ECLI:NL:RVS:2024:3079
Raad van State
- Voorlopige voorziening
- Rechtspraak.nl
Voorlopige voorziening in asielzaak tegen afwijzing verblijfsvergunning
Op 31 juli 2024 heeft de voorzieningenrechter van de Afdeling bestuursrechtspraak van de Raad van State uitspraak gedaan in een zaak betreffende een verzoek om een voorlopige voorziening. De zaak betreft een vreemdeling die op 13 mei 2024 een aanvraag voor een verblijfsvergunning asiel voor bepaalde tijd had ingediend, welke door de staatssecretaris van Justitie en Veiligheid was afgewezen. De vreemdeling heeft hiertegen beroep ingesteld bij de rechtbank Den Haag, die op 11 juli 2024 het beroep gegrond verklaarde en de staatssecretaris opdroeg een nieuw besluit te nemen met inachtneming van de uitspraak.

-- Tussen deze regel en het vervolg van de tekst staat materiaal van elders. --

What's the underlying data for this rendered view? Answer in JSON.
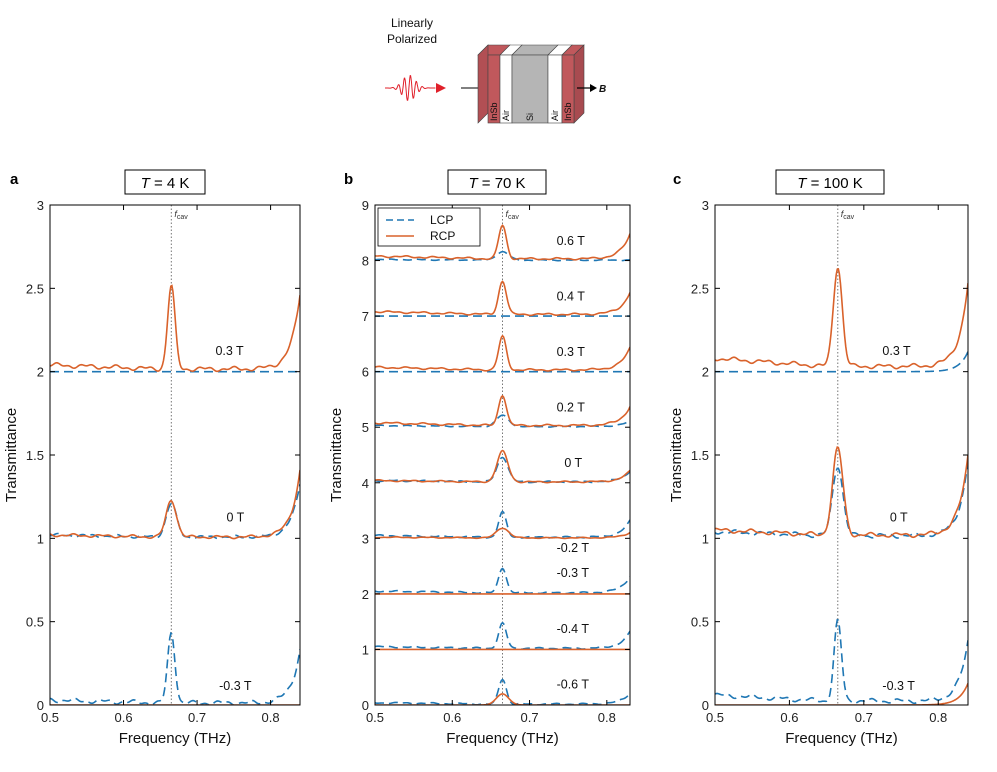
{
  "figure": {
    "schematic": {
      "pulse_label_line1": "Linearly",
      "pulse_label_line2": "Polarized",
      "layers": [
        "InSb",
        "Air",
        "Si",
        "Air",
        "InSb"
      ],
      "field_label": "B",
      "colors": {
        "insb": "#c0585c",
        "si": "#b5b5b5",
        "air": "#ffffff",
        "pulse": "#e0202a"
      }
    },
    "colors": {
      "lcp": "#1f77b4",
      "rcp": "#d9622b",
      "fcav_line": "#777777"
    }
  },
  "chart_data": [
    {
      "type": "line",
      "panel": "a",
      "title_prefix": "T",
      "title_suffix": " = 4 K",
      "xlabel": "Frequency (THz)",
      "ylabel": "Transmittance",
      "xlim": [
        0.5,
        0.84
      ],
      "ylim": [
        0,
        3
      ],
      "xticks": [
        0.5,
        0.6,
        0.7,
        0.8
      ],
      "xtick_labels": [
        "0.5",
        "0.6",
        "0.7",
        "0.8"
      ],
      "yticks": [
        0,
        0.5,
        1,
        1.5,
        2,
        2.5,
        3
      ],
      "ytick_labels": [
        "0",
        "0.5",
        "1",
        "1.5",
        "2",
        "2.5",
        "3"
      ],
      "fcav": 0.665,
      "fcav_label": "f",
      "fcav_sub": "cav",
      "legend": null,
      "traces": [
        {
          "field": "0.3 T",
          "offset": 2,
          "label_pos": [
            0.725,
            2.1
          ],
          "lcp": {
            "base": 0.0,
            "peak": 0.0,
            "width": 0.005,
            "edge": 0.0,
            "ripple": 0.0
          },
          "rcp": {
            "base": 0.04,
            "peak": 0.5,
            "width": 0.005,
            "edge": 0.45,
            "ripple": 0.015
          }
        },
        {
          "field": "0 T",
          "offset": 1,
          "label_pos": [
            0.74,
            1.1
          ],
          "lcp": {
            "base": 0.02,
            "peak": 0.2,
            "width": 0.007,
            "edge": 0.32,
            "ripple": 0.01
          },
          "rcp": {
            "base": 0.02,
            "peak": 0.22,
            "width": 0.007,
            "edge": 0.4,
            "ripple": 0.01
          }
        },
        {
          "field": "-0.3 T",
          "offset": 0,
          "label_pos": [
            0.73,
            0.09
          ],
          "lcp": {
            "base": 0.03,
            "peak": 0.42,
            "width": 0.005,
            "edge": 0.32,
            "ripple": 0.015
          },
          "rcp": {
            "base": 0.0,
            "peak": 0.0,
            "width": 0.005,
            "edge": 0.0,
            "ripple": 0.0
          }
        }
      ]
    },
    {
      "type": "line",
      "panel": "b",
      "title_prefix": "T",
      "title_suffix": " = 70 K",
      "xlabel": "Frequency (THz)",
      "ylabel": "Transmittance",
      "xlim": [
        0.5,
        0.83
      ],
      "ylim": [
        0,
        9
      ],
      "xticks": [
        0.5,
        0.6,
        0.7,
        0.8
      ],
      "xtick_labels": [
        "0.5",
        "0.6",
        "0.7",
        "0.8"
      ],
      "yticks": [
        0,
        1,
        2,
        3,
        4,
        5,
        6,
        7,
        8,
        9
      ],
      "ytick_labels": [
        "0",
        "1",
        "2",
        "3",
        "4",
        "5",
        "6",
        "7",
        "8",
        "9"
      ],
      "fcav": 0.665,
      "fcav_label": "f",
      "fcav_sub": "cav",
      "legend": {
        "entries": [
          "LCP",
          "RCP"
        ]
      },
      "traces": [
        {
          "field": "0.6 T",
          "offset": 8,
          "label_pos": [
            0.735,
            8.28
          ],
          "lcp": {
            "base": 0.02,
            "peak": 0.15,
            "width": 0.008,
            "edge": 0.0,
            "ripple": 0.01
          },
          "rcp": {
            "base": 0.08,
            "peak": 0.6,
            "width": 0.005,
            "edge": 0.45,
            "ripple": 0.02
          }
        },
        {
          "field": "0.4 T",
          "offset": 7,
          "label_pos": [
            0.735,
            7.28
          ],
          "lcp": {
            "base": 0.0,
            "peak": 0.0,
            "width": 0.005,
            "edge": 0.0,
            "ripple": 0.0
          },
          "rcp": {
            "base": 0.08,
            "peak": 0.6,
            "width": 0.005,
            "edge": 0.4,
            "ripple": 0.02
          }
        },
        {
          "field": "0.3 T",
          "offset": 6,
          "label_pos": [
            0.735,
            6.28
          ],
          "lcp": {
            "base": 0.0,
            "peak": 0.0,
            "width": 0.005,
            "edge": 0.0,
            "ripple": 0.0
          },
          "rcp": {
            "base": 0.08,
            "peak": 0.6,
            "width": 0.005,
            "edge": 0.4,
            "ripple": 0.02
          }
        },
        {
          "field": "0.2 T",
          "offset": 5,
          "label_pos": [
            0.735,
            5.28
          ],
          "lcp": {
            "base": 0.03,
            "peak": 0.2,
            "width": 0.008,
            "edge": 0.1,
            "ripple": 0.01
          },
          "rcp": {
            "base": 0.08,
            "peak": 0.55,
            "width": 0.005,
            "edge": 0.35,
            "ripple": 0.02
          }
        },
        {
          "field": "0 T",
          "offset": 4,
          "label_pos": [
            0.745,
            4.28
          ],
          "lcp": {
            "base": 0.04,
            "peak": 0.45,
            "width": 0.007,
            "edge": 0.2,
            "ripple": 0.015
          },
          "rcp": {
            "base": 0.04,
            "peak": 0.55,
            "width": 0.007,
            "edge": 0.2,
            "ripple": 0.015
          }
        },
        {
          "field": "-0.2 T",
          "offset": 3,
          "label_pos": [
            0.735,
            2.75
          ],
          "lcp": {
            "base": 0.05,
            "peak": 0.45,
            "width": 0.005,
            "edge": 0.3,
            "ripple": 0.015
          },
          "rcp": {
            "base": 0.02,
            "peak": 0.18,
            "width": 0.008,
            "edge": 0.1,
            "ripple": 0.01
          }
        },
        {
          "field": "-0.3 T",
          "offset": 2,
          "label_pos": [
            0.735,
            2.3
          ],
          "lcp": {
            "base": 0.05,
            "peak": 0.45,
            "width": 0.005,
            "edge": 0.3,
            "ripple": 0.015
          },
          "rcp": {
            "base": 0.0,
            "peak": 0.0,
            "width": 0.005,
            "edge": 0.0,
            "ripple": 0.0
          }
        },
        {
          "field": "-0.4 T",
          "offset": 1,
          "label_pos": [
            0.735,
            1.3
          ],
          "lcp": {
            "base": 0.05,
            "peak": 0.45,
            "width": 0.005,
            "edge": 0.3,
            "ripple": 0.015
          },
          "rcp": {
            "base": 0.0,
            "peak": 0.0,
            "width": 0.005,
            "edge": 0.0,
            "ripple": 0.0
          }
        },
        {
          "field": "-0.6 T",
          "offset": 0,
          "label_pos": [
            0.735,
            0.3
          ],
          "lcp": {
            "base": 0.04,
            "peak": 0.45,
            "width": 0.005,
            "edge": 0.2,
            "ripple": 0.015
          },
          "rcp": {
            "base": 0.0,
            "peak": 0.2,
            "width": 0.008,
            "edge": 0.0,
            "ripple": 0.0
          }
        }
      ]
    },
    {
      "type": "line",
      "panel": "c",
      "title_prefix": "T",
      "title_suffix": " = 100 K",
      "xlabel": "Frequency (THz)",
      "ylabel": "Transmittance",
      "xlim": [
        0.5,
        0.84
      ],
      "ylim": [
        0,
        3
      ],
      "xticks": [
        0.5,
        0.6,
        0.7,
        0.8
      ],
      "xtick_labels": [
        "0.5",
        "0.6",
        "0.7",
        "0.8"
      ],
      "yticks": [
        0,
        0.5,
        1,
        1.5,
        2,
        2.5,
        3
      ],
      "ytick_labels": [
        "0",
        "0.5",
        "1",
        "1.5",
        "2",
        "2.5",
        "3"
      ],
      "fcav": 0.665,
      "fcav_label": "f",
      "fcav_sub": "cav",
      "legend": null,
      "traces": [
        {
          "field": "0.3 T",
          "offset": 2,
          "label_pos": [
            0.725,
            2.1
          ],
          "lcp": {
            "base": 0.0,
            "peak": 0.0,
            "width": 0.005,
            "edge": 0.12,
            "ripple": 0.0
          },
          "rcp": {
            "base": 0.08,
            "peak": 0.6,
            "width": 0.006,
            "edge": 0.5,
            "ripple": 0.015
          }
        },
        {
          "field": "0 T",
          "offset": 1,
          "label_pos": [
            0.735,
            1.1
          ],
          "lcp": {
            "base": 0.04,
            "peak": 0.42,
            "width": 0.007,
            "edge": 0.45,
            "ripple": 0.015
          },
          "rcp": {
            "base": 0.05,
            "peak": 0.52,
            "width": 0.007,
            "edge": 0.48,
            "ripple": 0.015
          }
        },
        {
          "field": "-0.3 T",
          "offset": 0,
          "label_pos": [
            0.725,
            0.09
          ],
          "lcp": {
            "base": 0.06,
            "peak": 0.48,
            "width": 0.005,
            "edge": 0.36,
            "ripple": 0.015
          },
          "rcp": {
            "base": 0.0,
            "peak": 0.0,
            "width": 0.005,
            "edge": 0.13,
            "ripple": 0.0
          }
        }
      ]
    }
  ]
}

Tegen deze uitspraak heeft de minister van Asiel en Migratie hoger beroep ingesteld en verzocht om een voorlopige voorziening. De minister verzocht de voorzieningenrechter om te bepalen dat hij de uitspraak van de rechtbank niet hoeft uit te voeren totdat de Afdeling op het hoger beroep heeft beslist. De voorzieningenrechter heeft overwogen dat het hoger beroep nader onderzoek vereist, waarvoor de huidige procedure zich niet goed leent. Gezien de belangen van zowel de minister als de vreemdeling, heeft de voorzieningenrechter besloten een voorlopige voorziening te treffen.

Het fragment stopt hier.